Im Prozess um die Räumung des Objektes Hafenstraße 7 in Halle findet am 17.08.2018 des Landgerichts die mündliche Verhandlung statt.

Es handelt sich um einen Zivilprozess, in dem die Hallesche Wohnungsgesellschaft mbH den C.-Verein auf Räumung des genannten Objektes in Anspruch nimmt und zur Begründung vorträgt, die mitvertraglich vereinbarte Nutzungsdauer bis zum 31.01.2018 sei nunmehr abgelaufen.

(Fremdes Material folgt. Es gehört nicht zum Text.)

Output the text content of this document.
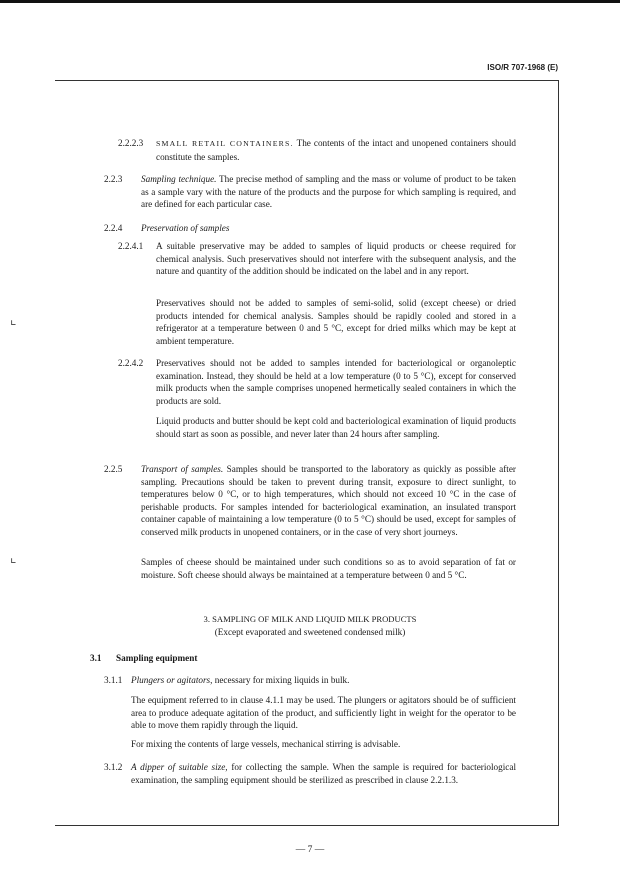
ISO/R 707-1968 (E)
2.2.2.3 SMALL RETAIL CONTAINERS. The contents of the intact and unopened containers should constitute the samples.
2.2.3 Sampling technique. The precise method of sampling and the mass or volume of product to be taken as a sample vary with the nature of the products and the purpose for which sampling is required, and are defined for each particular case.
2.2.4 Preservation of samples
2.2.4.1 A suitable preservative may be added to samples of liquid products or cheese required for chemical analysis. Such preservatives should not interfere with the subsequent analysis, and the nature and quantity of the addition should be indicated on the label and in any report.
Preservatives should not be added to samples of semi-solid, solid (except cheese) or dried products intended for chemical analysis. Samples should be rapidly cooled and stored in a refrigerator at a temperature between 0 and 5 °C, except for dried milks which may be kept at ambient temperature.
2.2.4.2 Preservatives should not be added to samples intended for bacteriological or organoleptic examination. Instead, they should be held at a low temperature (0 to 5 °C), except for conserved milk products when the sample comprises unopened hermetically sealed containers in which the products are sold.
Liquid products and butter should be kept cold and bacteriological examination of liquid products should start as soon as possible, and never later than 24 hours after sampling.
2.2.5 Transport of samples. Samples should be transported to the laboratory as quickly as possible after sampling. Precautions should be taken to prevent during transit, exposure to direct sunlight, to temperatures below 0 °C, or to high temperatures, which should not exceed 10 °C in the case of perishable products. For samples intended for bacteriological examination, an insulated transport container capable of maintaining a low temperature (0 to 5 °C) should be used, except for samples of conserved milk products in unopened containers, or in the case of very short journeys.
Samples of cheese should be maintained under such conditions so as to avoid separation of fat or moisture. Soft cheese should always be maintained at a temperature between 0 and 5 °C.
3. SAMPLING OF MILK AND LIQUID MILK PRODUCTS
(Except evaporated and sweetened condensed milk)
3.1 Sampling equipment
3.1.1 Plungers or agitators, necessary for mixing liquids in bulk.
The equipment referred to in clause 4.1.1 may be used. The plungers or agitators should be of sufficient area to produce adequate agitation of the product, and sufficiently light in weight for the operator to be able to move them rapidly through the liquid.
For mixing the contents of large vessels, mechanical stirring is advisable.
3.1.2 A dipper of suitable size, for collecting the sample. When the sample is required for bacteriological examination, the sampling equipment should be sterilized as prescribed in clause 2.2.1.3.
— 7 —
⌞
⌞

Der beklagte Verein vertritt die Auffassung, bei dem zwischen den Parteien bestehenden Vertragsverhältnis handele es sich nicht um einen Mietvertrag. Einem gleichwohl etwa bestehenden Räumungsverlangen stehe ein Zurückbehaltungsrecht des Vereins entgegen. Dieser habe nämlich gegen die Klägerin einen vertraglich vereinbarten Anspruch auf wohlwollende Verhandlungen über die Fortsetzung des Nutzungsverhältnisses oder über die Gestattung der Nutzung eines anderen geeigneten Objektes, und dieser Pflicht zur Durchführung wohlwollener Verhandlungen sei die Klägerin noch nicht nachgekommen, weshalb derzeit keine Räumungspflicht bestehe.

Die Klage war zunächst zum Amtsgericht Halle (Saale) erhoben worden. Das Amtsgericht hat das Verfahren mit Beschluss vom 30.05.2018 an das Landgericht verwiesen und zur Begründung ausgeführt, das zwischen den Parteien bestehende Vertragsverhältnis sei nicht als Mietverhältnis einzuordnen, so dass die besondere ausschließliche Zuständigkeit des Amtsgerichts für Wohnraum-Mietsachen nicht greife; weil der Streitwert höher als 5.000,00 Euro liege, sei das Landgericht zuständig. An diese Verweisung ist das Landgericht grundsätzlich gebunden.